CHAPTER 14 | THE BREAD

Start from the beginning
                                    

They walked a few more miles before taking a short break to regather their things before making the hike up the mountain. The ground was becoming steeper and rockier, but there were still trees that grew. Not as large as the ones from the forest, but of a normal size.

Cassia was drinking from her canister when she heard the bloodcurdling scream. It shook her to her core. And it didn't stop, the screaming continued on and on and on. Cassia shared similar ghastly looks with the others.

She had never heard anything like it. How real it was, she didn't know. But it sounded close by and that was enough to press her back into the bark of the tree she was leaning on.

Shaded by the overhang of tree branches, she unsheathed one of her knives and strained to listen for the direction the screaming was coming from.

"What is that?" Ezra asked, grimacing.

"More like who is that," Clio retorted.

Griffin unsheathed his longsword and scanned the woods in front of them.

Cassia saw no threats as the agonized screaming continued. It was that of a boy. She didn't want to know what was happening to him, who or what had gotten him and decided to torture him instead of giving him an easy end. It lurked within these woods, feasting on its victim, possibly thinking about its next. Her mind traveled to all of the methods of torturing a human body. Yanking out their teeth one by one, burning them alive, pulling out every single strand of hair on their head; the list was endless despite her wanting it to end. But the screaming continued.

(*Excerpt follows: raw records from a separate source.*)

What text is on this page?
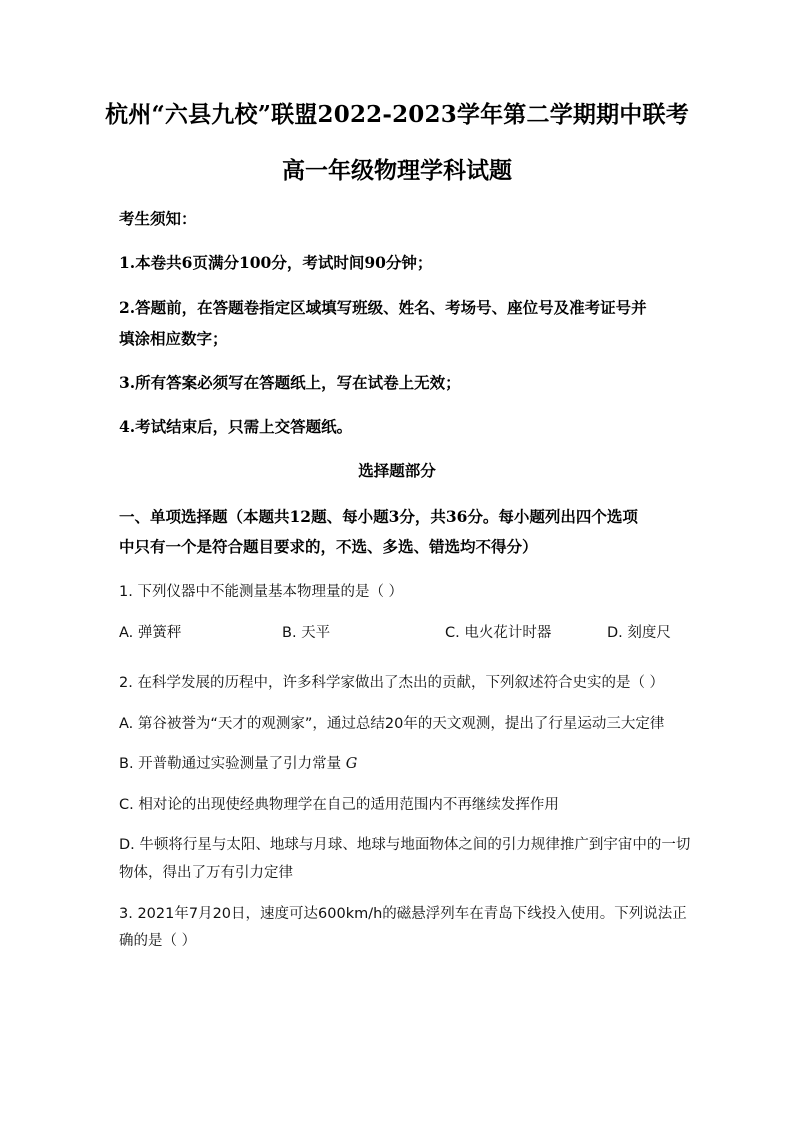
杭州“六县九校”联盟2022-2023学年第二学期期中联考
高一年级物理学科试题
考生须知：
1.本卷共6页满分100分，考试时间90分钟；
2.答题前，在答题卷指定区域填写班级、姓名、考场号、座位号及准考证号并
填涂相应数字；
3.所有答案必须写在答题纸上，写在试卷上无效；
4.考试结束后，只需上交答题纸。
选择题部分
一、单项选择题（本题共12题、每小题3分，共36分。每小题列出四个选项
中只有一个是符合题目要求的，不选、多选、错选均不得分）
1. 下列仪器中不能测量基本物理量的是（ ）
A. 弹簧秤	B. 天平	C. 电火花计时器	D. 刻度尺
2. 在科学发展的历程中，许多科学家做出了杰出的贡献，下列叙述符合史实的是（ ）
A. 第谷被誉为“天才的观测家”，通过总结20年的天文观测，提出了行星运动三大定律
B. 开普勒通过实验测量了引力常量 G
C. 相对论的出现使经典物理学在自己的适用范围内不再继续发挥作用
D. 牛顿将行星与太阳、地球与月球、地球与地面物体之间的引力规律推广到宇宙中的一切
物体，得出了万有引力定律
3. 2021年7月20日，速度可达600km/h的磁悬浮列车在青岛下线投入使用。下列说法正
确的是（ ）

"What do we do?" Clio asked. Even she looked uneasy.

Cassia stared to the west of them where the noise silenced the woods. "We stay here," She said lowly, "if we move it could know our location. Let it come to us."

Clio was about to object, but Griffin cut her off. "I agree with Cassia. If we move we chance losing where it's coming from. And I would rather not go toward whatever is causing these noises."

Ezra shared a fleeting look with Clio. It wasn't meant to be seen, but Cassia saw it. She diverted her eyes at the last second and calmed her face, squinting to listen in the direction of the screaming.

But then the screaming stopped.

No one moved a muscle. Cassia slowed her breathing, droning it out to listen for the rustling of the leaves, the snap of a branch, a shift in the low breeze, anything to help her get a hold on the thing that lurked in the woods.

Minutes passed and nothing.

Cassia spared a glance at Griffin. He shrugged. "Let's move." And so they did.

Cassia walked slightly behind Griffin at the front, eyeing the woods that didn't seem very lovely anymore. The picturesque painting the Gamemakers created was just a shiny film to hid the evil that lay within it.

Up ahead, Cassia knew children who were watching were looking away from the screens now. The adults grimacing, and the family of the dead carcass laying in the brush weeping.

They cautiously approached the mangled body—or what was left of it.

Cassia felt her breakfast burn in her throat as she looked down upon the unrecognizable body. Clothes torn, Cassia could see quarter-sized holes that poked in and out of the body. But what haunted her the most was the empty eye sockets that stared up at the sky. The wounds were too clean, too precise to be from a tribute. They had to be the Gamemakers' doing. But why? Why kill their own tributes?

She knew it wasn't just for entertainment. The death of this boy wasn't just to keep the audience interested. They wanted to see how she would react. They wanted to torment her for payback for the private training session. Of what she had scrawled into the concrete floor.